The world’s oldest bitcoin exchange is shutting down in China

Obsession
Future of Finance
Obsession
Future of Finance

Shanghai-based BTCC said it would halt trading on its domestic cryptocurrency exchange by Sept. 30, in response to tighter control over trading crypto tokens by China’s central bank. This followed a report from local media (in Chinese) saying that the exchange had received a verbal notice to halt trading from Shanghai’s financial regulator.

BTCC said on Twitter that it was closing its domestic exchange, which operates at BTCChina.com, in response to a Sept. 4 notice from China’s central bank that forbade trading in cryptographic tokens issued through “initial coin offerings.” The exchange had traded a token called ICOCoin, which was started by a BTCC co-founder. The regulatory notice did not explicitly ban trading in digital currencies such as bitcoin and ether—but BTCC will shut down its trading of such currencies for Chinese customers as well.

The firm said in a notice on its website it would stop registering new users on BTCChina today, and that all trading there would halt by Sept. 30. It said its other businesses, which include a mining pool it operates, and an exchange that doesn’t deal with Chinese customers, were unaffected.

The two other major Chinese exchanges, Huobi and OKCoin, continue to operate as normal. Both exchanges told Quartz they had not received any new directives from regulators.

BTCC, founded in 2011, assumed the mantle of the world’s oldest bitcoin exchange after the collapse of Mt. Gox in 2014. It was originally known as BTC China, and in the aftermath of Mt. Gox’s collapse, it also became the biggest bitcoin exchange in the world by trading volume. Its Chinese rivals eclipsed it over time, fueled by a business model that allowed users to trade for free, although BTCC remained a major player. This fee-free model also pushed China’s trading volumes to grow to over 90% of the global market.

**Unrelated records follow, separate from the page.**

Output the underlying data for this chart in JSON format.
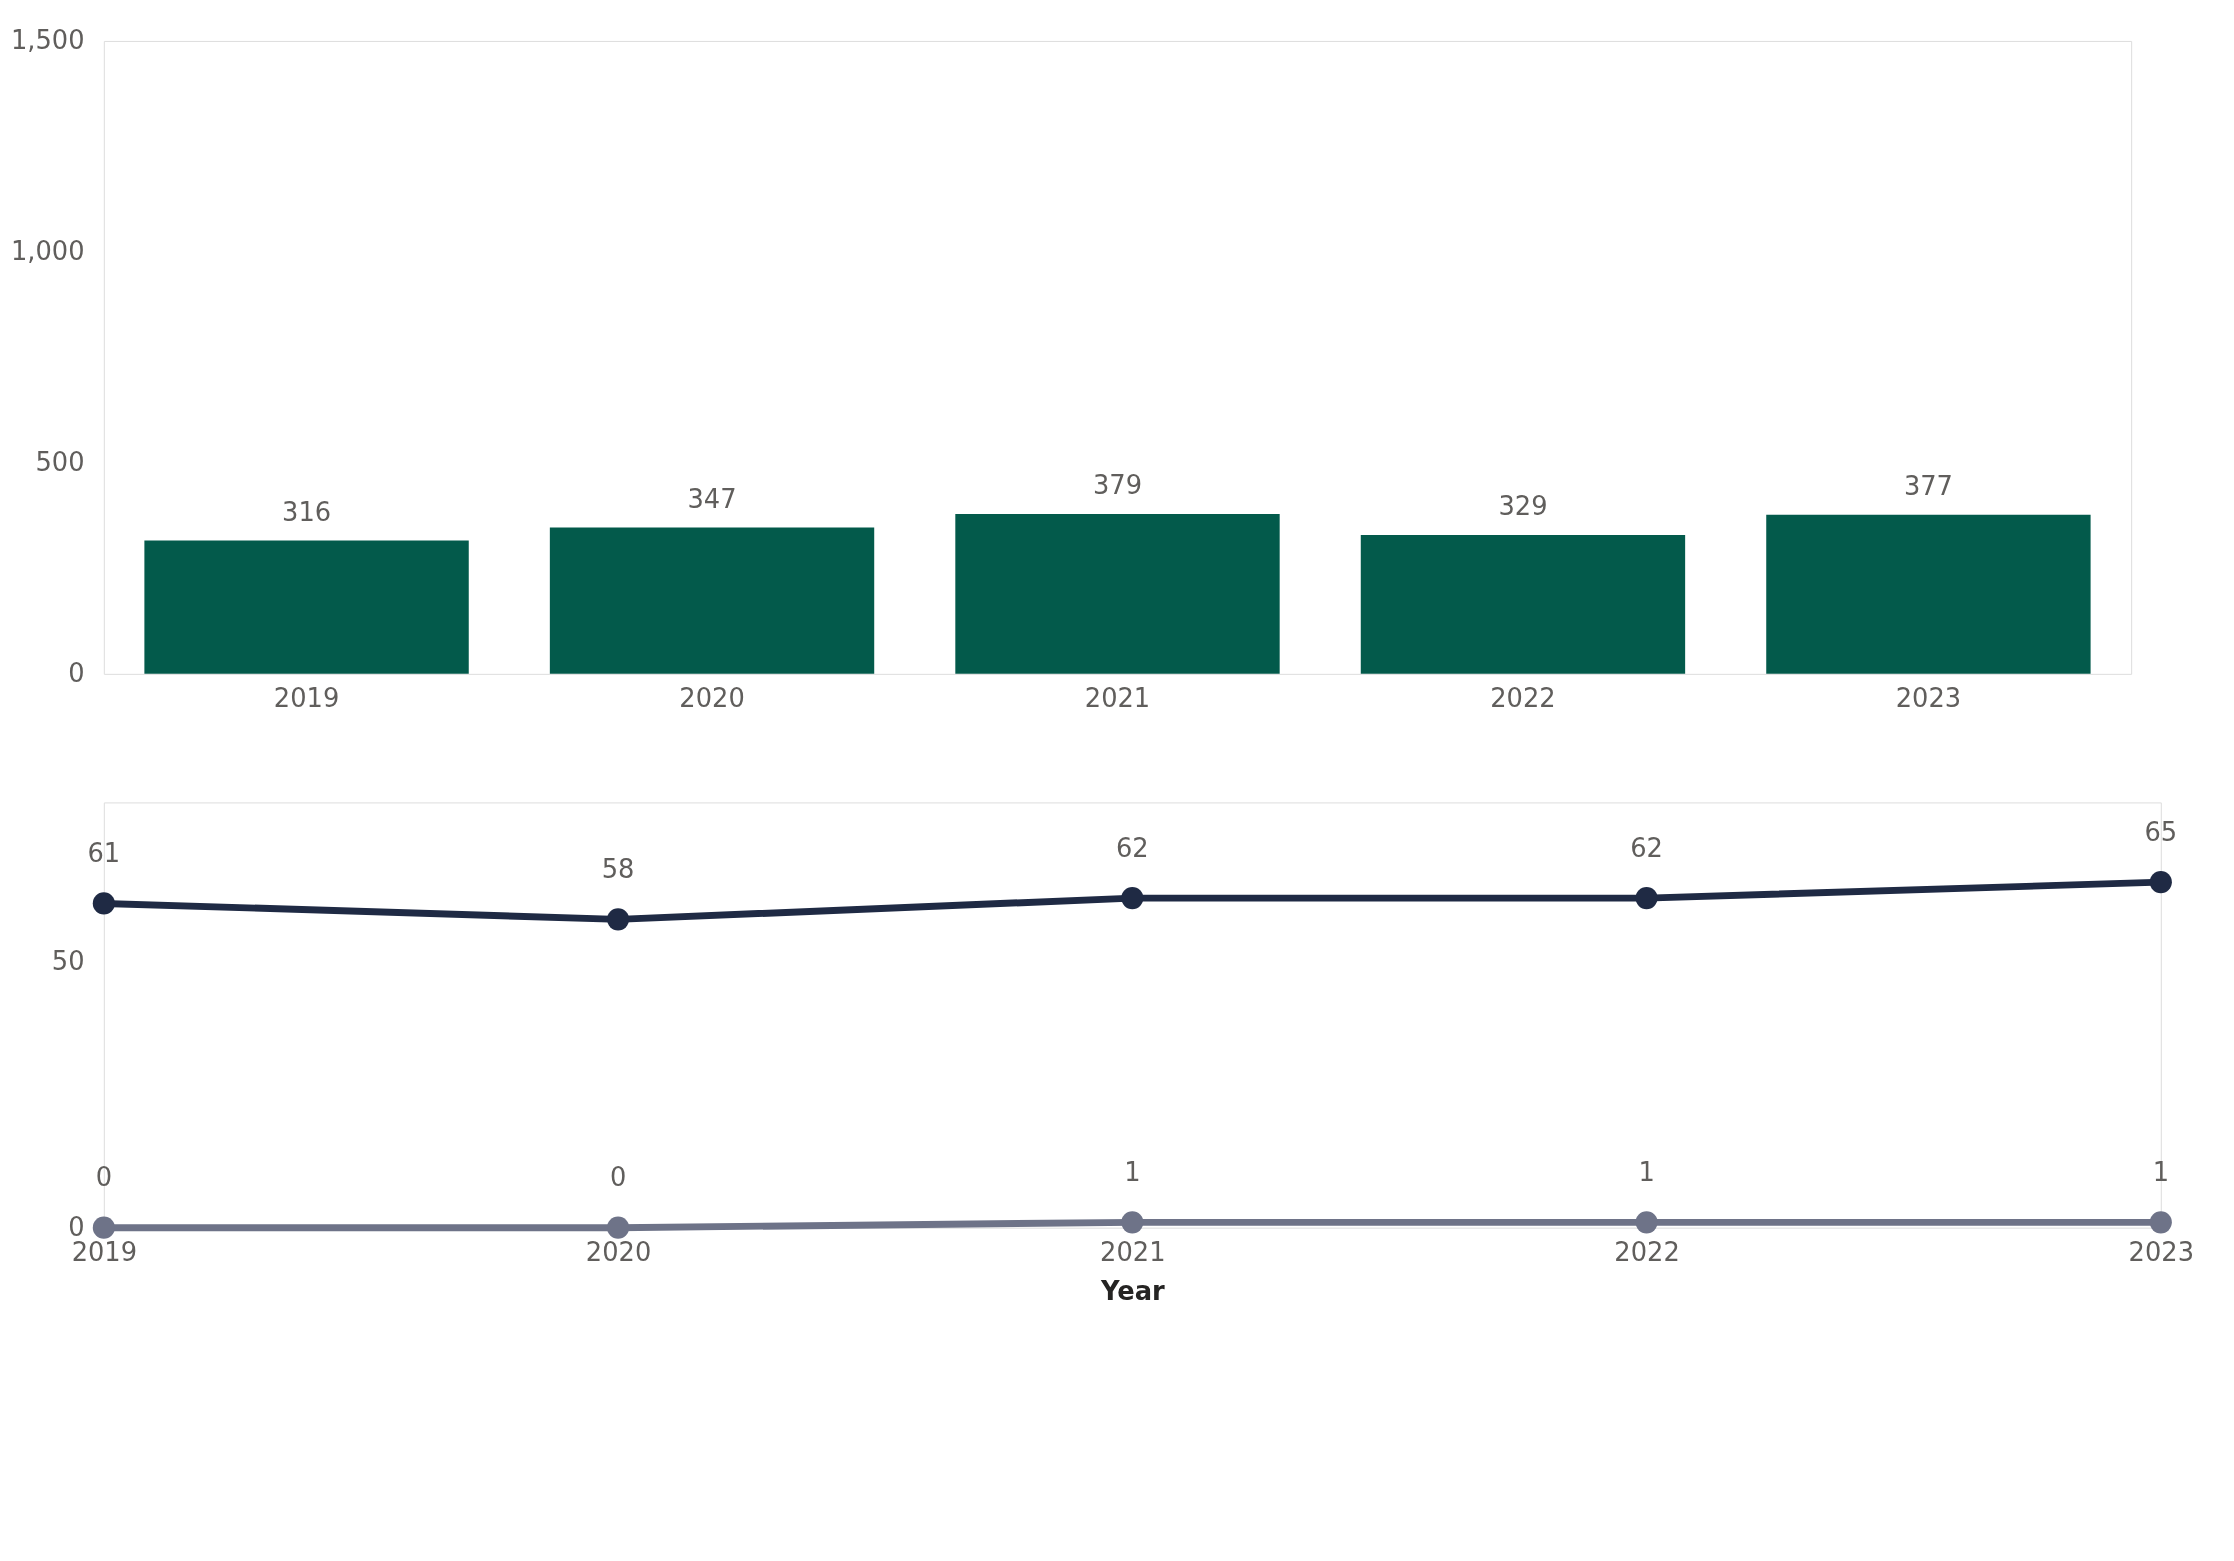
{
  "chart_data": [
    {
      "type": "bar",
      "categories": [
        "2019",
        "2020",
        "2021",
        "2022",
        "2023"
      ],
      "values": [
        316,
        347,
        379,
        329,
        377
      ],
      "color": "#035a4b",
      "ylim": [
        0,
        1500
      ],
      "yticks": [
        0,
        {
          "value": 500,
          "label": "500"
        },
        {
          "value": 1000,
          "label": "1,000"
        },
        {
          "value": 1500,
          "label": "1,500"
        }
      ],
      "data_labels": true,
      "grid": false
    },
    {
      "type": "line",
      "categories": [
        "2019",
        "2020",
        "2021",
        "2022",
        "2023"
      ],
      "xlabel": "Year",
      "series": [
        {
          "color": "#1f2a44",
          "values": [
            61,
            58,
            62,
            62,
            65
          ]
        },
        {
          "color": "#6e7388",
          "values": [
            0,
            0,
            1,
            1,
            1
          ]
        }
      ],
      "ylim": [
        0,
        80
      ],
      "yticks": [
        0,
        50
      ],
      "marker": "circle",
      "data_labels": true,
      "grid": false
    }
  ]
}
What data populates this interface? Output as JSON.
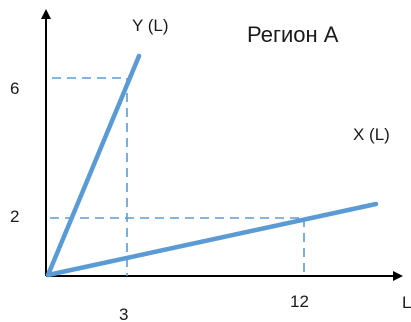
{
  "title": "Регион А",
  "axes": {
    "y_label": "Y (L)",
    "x_label": "L"
  },
  "curves": {
    "y_line_label": "Y (L)",
    "x_line_label": "X (L)"
  },
  "tick_labels": {
    "y_six": "6",
    "y_two": "2",
    "x_three": "3",
    "x_twelve": "12"
  },
  "colors": {
    "line": "#5b9bd5",
    "axis": "#000000"
  }
}
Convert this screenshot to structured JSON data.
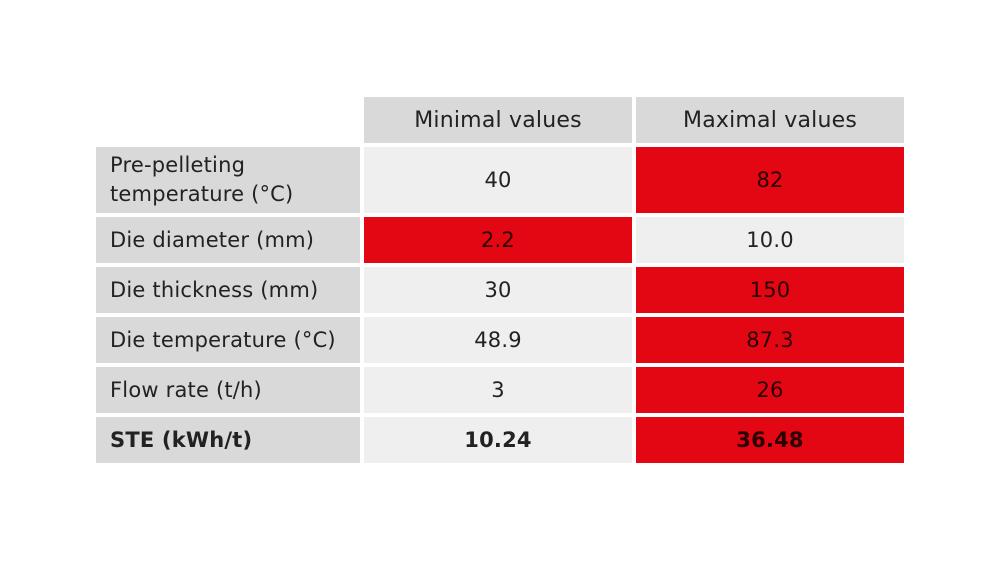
{
  "highlight_color": "#e30613",
  "table": {
    "headers": [
      "Minimal values",
      "Maximal values"
    ],
    "rows": [
      {
        "label": "Pre-pelleting temperature (°C)",
        "min": "40",
        "max": "82",
        "highlight": "max"
      },
      {
        "label": "Die diameter (mm)",
        "min": "2.2",
        "max": "10.0",
        "highlight": "min"
      },
      {
        "label": "Die thickness (mm)",
        "min": "30",
        "max": "150",
        "highlight": "max"
      },
      {
        "label": "Die temperature (°C)",
        "min": "48.9",
        "max": "87.3",
        "highlight": "max"
      },
      {
        "label": "Flow rate (t/h)",
        "min": "3",
        "max": "26",
        "highlight": "max"
      },
      {
        "label": "STE (kWh/t)",
        "min": "10.24",
        "max": "36.48",
        "highlight": "max",
        "bold": true
      }
    ]
  }
}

Trade volumes in China today are an important, but much smaller part of the global bitcoin markets. Trade in Chinese yuan accounted for 12% of all trading on global exchanges, compared to 36% for the US dollar and 40% in Japanese yen over the last 30 days, according to data platform Crypto Compare. Volume on Japanese exchanges is also likely inflated by the fee-free model they adopted from their Chinese counterparts.